If you don't want to watch it all, just take two minutes to watch from 23m15s to 25m15s. He compares a behemoth slurping all the browser's CPU and RAM resources versus a 13 Kb of JavaScript + Web components and DOM morphing:
https://youtu.be/BeE00vGC36E
His talk is presented from Emacs, gotta love that too...
It’s also been a privilege to participate in the community. From Clojure west to the Conj, to the online discussions. Huge thanks to everyone that’s made this possible over the decades.
I like maintaining the history in one place, nicely done.
I don't use Clojure much anymore, but two hours ago I updated two chapters in my old Clojure book because the examples had 'gone stale' and that was fun.
stability is boring to talk about but it's the thing that actually lets small teams survive long enough to win.
back in the day used to use clojure to write a fintech app but not sure if it is still relevant has uses vs other langs that have emerged
The repeated code on the steps is actually the more interesting tell to me. An artist would vary that deliberately for visual interest. A model just tiles what it learned looks like "code."
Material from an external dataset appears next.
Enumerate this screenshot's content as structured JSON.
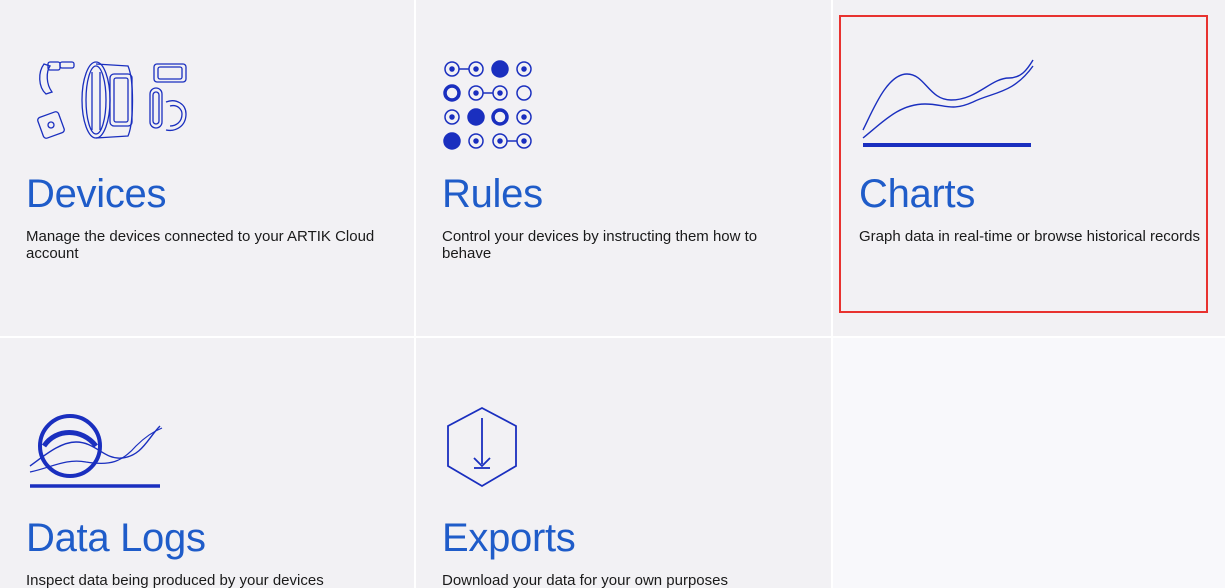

That said, the pencil sketch theory is compelling. Hybrid workflows where a human does the composition and an AI handles color/rendering are increasingly common, and they produce exactly this kind of uncanny result — strong underlying structure with strange surface artifacts.
Whether it is or isn't AI, the irony of a documentary about a language whose community deeply values craft and intentionality potentially using generated art for the thumbnail is at least worth a raised eyebrow. Not outrage-worthy, just... a little incongruous.